Mr Walker said some deep N test results were showing higher nitrogen levels, but the average was 6mg/kg of nitrate nitrogen and 1mg/kg of ammonium nitrogen.

“This is no surprise after high yields and some nitrogen losses in 2016,” he said.

Deep N testing

He is urging growers and advisers to take steps to protect crop productivity this year, starting with soil testing.

“Deep N soil testing before sowing is the best way to quantify carry over nitrogen reserves from 2016 plus any mineralisation over summer so that an appropriate fertiliser strategy can be developed,” he said.

He said mineralisation rates were known to be declining in modern continuous cropping systems and often contributed most to the cropping system in spring – after the period of greatest nitrogen demand.

Potential mineralisation can be estimated using soil surface (0-10cm) organic carbon and total nitrogen tests.

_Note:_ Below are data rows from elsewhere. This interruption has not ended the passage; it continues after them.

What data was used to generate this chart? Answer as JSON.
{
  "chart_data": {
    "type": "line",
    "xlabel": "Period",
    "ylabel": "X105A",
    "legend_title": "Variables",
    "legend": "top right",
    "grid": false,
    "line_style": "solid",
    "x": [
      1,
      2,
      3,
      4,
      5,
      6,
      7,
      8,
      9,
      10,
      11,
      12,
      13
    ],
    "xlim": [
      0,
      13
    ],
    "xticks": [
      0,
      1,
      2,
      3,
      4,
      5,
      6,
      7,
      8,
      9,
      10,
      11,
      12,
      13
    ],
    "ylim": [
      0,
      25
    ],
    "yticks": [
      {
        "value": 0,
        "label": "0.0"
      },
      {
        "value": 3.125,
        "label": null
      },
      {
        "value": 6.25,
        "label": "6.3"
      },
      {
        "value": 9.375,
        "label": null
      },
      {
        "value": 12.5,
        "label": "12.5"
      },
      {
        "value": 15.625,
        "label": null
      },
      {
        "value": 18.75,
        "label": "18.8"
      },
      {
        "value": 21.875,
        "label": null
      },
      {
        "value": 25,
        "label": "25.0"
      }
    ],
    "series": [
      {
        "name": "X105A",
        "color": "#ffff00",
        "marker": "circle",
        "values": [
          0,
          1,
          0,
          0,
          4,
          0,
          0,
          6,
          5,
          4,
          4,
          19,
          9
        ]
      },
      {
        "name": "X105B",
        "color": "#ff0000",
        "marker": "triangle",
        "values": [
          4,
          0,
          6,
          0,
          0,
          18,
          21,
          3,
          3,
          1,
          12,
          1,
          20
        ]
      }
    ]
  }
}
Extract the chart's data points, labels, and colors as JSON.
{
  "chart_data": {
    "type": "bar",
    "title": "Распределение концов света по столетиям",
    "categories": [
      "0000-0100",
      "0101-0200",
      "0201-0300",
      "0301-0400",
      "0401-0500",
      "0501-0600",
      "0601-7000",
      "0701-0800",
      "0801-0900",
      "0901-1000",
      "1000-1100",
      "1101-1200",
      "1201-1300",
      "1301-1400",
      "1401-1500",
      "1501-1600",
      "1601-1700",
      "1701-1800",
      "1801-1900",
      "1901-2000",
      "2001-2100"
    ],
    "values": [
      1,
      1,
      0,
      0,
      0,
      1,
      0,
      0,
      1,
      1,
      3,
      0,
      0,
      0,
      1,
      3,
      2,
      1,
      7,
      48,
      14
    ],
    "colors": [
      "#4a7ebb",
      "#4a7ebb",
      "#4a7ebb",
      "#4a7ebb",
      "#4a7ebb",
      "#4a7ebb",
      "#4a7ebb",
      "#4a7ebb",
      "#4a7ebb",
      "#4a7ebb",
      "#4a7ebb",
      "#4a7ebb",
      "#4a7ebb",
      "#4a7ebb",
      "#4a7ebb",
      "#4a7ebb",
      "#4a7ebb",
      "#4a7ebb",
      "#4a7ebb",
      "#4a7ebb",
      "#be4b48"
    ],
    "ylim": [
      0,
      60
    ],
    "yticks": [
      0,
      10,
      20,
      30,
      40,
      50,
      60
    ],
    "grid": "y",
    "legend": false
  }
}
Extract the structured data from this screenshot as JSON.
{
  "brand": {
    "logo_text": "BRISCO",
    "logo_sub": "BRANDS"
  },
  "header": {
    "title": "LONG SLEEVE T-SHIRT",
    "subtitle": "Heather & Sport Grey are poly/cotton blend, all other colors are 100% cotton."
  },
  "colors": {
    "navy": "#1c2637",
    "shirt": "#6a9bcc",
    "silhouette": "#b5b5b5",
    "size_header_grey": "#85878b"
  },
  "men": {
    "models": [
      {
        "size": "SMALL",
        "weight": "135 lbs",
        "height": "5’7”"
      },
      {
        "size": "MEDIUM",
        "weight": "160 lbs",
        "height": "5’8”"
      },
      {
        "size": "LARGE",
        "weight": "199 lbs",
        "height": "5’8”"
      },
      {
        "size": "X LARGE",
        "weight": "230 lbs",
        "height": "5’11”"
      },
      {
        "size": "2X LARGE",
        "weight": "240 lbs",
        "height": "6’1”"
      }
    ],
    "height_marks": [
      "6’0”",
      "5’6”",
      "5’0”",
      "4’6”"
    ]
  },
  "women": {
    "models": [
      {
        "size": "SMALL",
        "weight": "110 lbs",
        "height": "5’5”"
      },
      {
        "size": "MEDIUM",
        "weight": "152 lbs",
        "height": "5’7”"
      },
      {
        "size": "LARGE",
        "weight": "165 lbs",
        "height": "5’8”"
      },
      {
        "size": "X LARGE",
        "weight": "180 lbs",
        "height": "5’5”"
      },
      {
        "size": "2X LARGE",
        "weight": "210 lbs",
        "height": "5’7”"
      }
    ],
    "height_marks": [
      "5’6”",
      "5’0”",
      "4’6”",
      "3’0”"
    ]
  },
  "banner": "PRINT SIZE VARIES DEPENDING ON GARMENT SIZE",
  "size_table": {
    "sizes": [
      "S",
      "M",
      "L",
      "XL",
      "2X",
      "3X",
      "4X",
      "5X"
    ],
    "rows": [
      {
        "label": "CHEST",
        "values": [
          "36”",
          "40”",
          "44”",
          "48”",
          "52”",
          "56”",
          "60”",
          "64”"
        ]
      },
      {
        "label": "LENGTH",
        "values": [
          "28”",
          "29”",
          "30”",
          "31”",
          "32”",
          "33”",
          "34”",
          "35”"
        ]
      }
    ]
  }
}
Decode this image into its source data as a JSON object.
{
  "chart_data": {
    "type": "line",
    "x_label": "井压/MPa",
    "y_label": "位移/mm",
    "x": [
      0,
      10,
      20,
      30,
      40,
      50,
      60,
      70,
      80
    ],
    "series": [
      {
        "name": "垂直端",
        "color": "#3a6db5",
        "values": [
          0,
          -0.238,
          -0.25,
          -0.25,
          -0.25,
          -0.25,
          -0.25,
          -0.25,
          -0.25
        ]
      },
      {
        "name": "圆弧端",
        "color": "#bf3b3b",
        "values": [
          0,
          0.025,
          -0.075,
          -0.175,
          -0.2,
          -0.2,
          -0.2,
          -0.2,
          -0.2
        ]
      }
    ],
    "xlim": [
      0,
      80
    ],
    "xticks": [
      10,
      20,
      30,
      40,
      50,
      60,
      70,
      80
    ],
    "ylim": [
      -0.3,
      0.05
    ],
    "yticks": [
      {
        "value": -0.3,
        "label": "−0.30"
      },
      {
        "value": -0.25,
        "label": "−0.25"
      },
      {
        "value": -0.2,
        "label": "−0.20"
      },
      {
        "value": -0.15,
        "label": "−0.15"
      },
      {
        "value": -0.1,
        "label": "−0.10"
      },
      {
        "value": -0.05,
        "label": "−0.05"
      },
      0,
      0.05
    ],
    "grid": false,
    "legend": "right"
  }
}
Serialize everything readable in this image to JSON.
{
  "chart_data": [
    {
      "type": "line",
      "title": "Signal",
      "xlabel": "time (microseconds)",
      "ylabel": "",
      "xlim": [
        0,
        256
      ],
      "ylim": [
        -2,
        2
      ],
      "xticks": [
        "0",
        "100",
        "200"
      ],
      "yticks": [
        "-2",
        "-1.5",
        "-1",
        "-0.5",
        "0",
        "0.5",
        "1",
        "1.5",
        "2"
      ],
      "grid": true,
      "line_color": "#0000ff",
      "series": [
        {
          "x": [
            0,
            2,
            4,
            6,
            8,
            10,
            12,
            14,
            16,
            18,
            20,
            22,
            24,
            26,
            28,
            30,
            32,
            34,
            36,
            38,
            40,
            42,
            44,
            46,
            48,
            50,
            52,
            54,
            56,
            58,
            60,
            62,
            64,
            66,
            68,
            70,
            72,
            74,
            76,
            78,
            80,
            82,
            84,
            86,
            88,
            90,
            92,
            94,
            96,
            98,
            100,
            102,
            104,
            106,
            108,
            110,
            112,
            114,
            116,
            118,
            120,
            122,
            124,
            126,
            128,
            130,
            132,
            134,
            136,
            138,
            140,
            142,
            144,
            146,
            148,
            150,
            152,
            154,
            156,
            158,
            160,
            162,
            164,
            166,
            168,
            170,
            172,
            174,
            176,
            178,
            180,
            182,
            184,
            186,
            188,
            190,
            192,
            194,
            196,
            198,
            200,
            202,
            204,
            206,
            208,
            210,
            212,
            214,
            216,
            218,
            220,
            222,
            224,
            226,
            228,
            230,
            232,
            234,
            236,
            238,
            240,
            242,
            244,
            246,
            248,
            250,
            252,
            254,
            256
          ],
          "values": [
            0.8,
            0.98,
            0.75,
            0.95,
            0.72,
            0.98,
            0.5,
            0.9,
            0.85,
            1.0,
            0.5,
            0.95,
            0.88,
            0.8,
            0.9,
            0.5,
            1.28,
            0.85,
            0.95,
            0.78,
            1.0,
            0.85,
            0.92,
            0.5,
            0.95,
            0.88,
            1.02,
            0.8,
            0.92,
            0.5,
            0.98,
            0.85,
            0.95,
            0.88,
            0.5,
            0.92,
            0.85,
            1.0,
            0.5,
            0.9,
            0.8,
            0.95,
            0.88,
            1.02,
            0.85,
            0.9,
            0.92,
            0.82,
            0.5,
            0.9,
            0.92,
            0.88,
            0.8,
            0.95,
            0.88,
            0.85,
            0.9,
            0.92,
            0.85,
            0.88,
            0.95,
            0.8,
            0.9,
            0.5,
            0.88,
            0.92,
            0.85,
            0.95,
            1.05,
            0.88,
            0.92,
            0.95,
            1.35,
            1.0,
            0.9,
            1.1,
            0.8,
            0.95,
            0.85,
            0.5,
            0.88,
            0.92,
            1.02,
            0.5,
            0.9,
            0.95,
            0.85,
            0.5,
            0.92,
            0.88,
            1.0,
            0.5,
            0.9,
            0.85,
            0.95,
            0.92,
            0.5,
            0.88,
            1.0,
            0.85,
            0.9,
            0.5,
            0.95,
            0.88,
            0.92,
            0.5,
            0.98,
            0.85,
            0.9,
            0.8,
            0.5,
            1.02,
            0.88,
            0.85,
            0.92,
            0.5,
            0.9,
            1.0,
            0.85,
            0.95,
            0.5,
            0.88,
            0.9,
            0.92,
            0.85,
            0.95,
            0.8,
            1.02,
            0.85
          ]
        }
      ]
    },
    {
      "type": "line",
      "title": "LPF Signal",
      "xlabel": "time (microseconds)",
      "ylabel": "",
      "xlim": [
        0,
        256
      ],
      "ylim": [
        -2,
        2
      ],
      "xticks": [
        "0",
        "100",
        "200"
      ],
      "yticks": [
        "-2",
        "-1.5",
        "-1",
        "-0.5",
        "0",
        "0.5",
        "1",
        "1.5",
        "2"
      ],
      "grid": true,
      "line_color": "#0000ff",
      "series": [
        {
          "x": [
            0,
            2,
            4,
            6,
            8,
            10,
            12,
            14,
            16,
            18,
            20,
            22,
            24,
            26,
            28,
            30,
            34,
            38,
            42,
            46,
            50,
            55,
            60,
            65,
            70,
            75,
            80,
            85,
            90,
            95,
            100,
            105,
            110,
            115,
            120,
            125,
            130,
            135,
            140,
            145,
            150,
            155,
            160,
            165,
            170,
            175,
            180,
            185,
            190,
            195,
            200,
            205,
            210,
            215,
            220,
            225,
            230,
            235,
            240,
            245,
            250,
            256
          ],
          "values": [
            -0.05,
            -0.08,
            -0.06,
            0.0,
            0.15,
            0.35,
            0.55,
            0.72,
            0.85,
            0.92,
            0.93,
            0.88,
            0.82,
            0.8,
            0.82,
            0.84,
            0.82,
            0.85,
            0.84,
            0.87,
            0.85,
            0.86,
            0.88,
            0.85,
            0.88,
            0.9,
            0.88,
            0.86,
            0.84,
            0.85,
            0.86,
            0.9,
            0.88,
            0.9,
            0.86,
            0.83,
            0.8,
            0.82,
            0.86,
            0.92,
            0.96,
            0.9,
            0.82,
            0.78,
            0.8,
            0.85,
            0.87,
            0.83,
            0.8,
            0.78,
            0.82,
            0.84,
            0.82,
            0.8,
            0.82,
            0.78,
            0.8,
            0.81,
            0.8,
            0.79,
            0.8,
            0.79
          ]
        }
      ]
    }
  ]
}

These samples can be collected when taking deep N soil samples.

Promising start to season

Mr Walker said winter crop growers had a lot to be positive about as they approached the start of the 2017 season.

“It was an excellent spring in most southern regions, so subsoil moisture levels are likely to be at or ahead of average for this time of year,” he said.

“This stored soil moisture is really valuable for growing useful crops in quite dry years, or getting the crop home in a tight finish.”

Wheat growers have also seen some significant protein premiums on offer in recent times.

“It makes sense to set crops up so they have the potential to achieve high protein if the premiums are there again this year,” he said.

Early application

Mr Walker encouraged growers to apply most of their planned nitrogen fertiliser requirement earlier in the season to meet initial yield targets.

“Arrange a soil test first, so you can plan and take action based on real data,” he said.

“Then consider the range of ways to supply the nitrogen fertiliser required with minimal risk to the emerging crop.

“Growers can pre-drill urea, band higher rates of nitrogen fertiliser away from the seed at planting or consider topdressing soon after sowing.”

Where soil profile nitrogen levels are very low, Mr Walker recommended supplying most of the predicted crop nitrogen requirement by early tillering in cereals or 8-leaf stage in canola.

“If seasonal prospects improve or good protein premiums are available, additional nitrogen can always be topdressed later in the crop,” he said.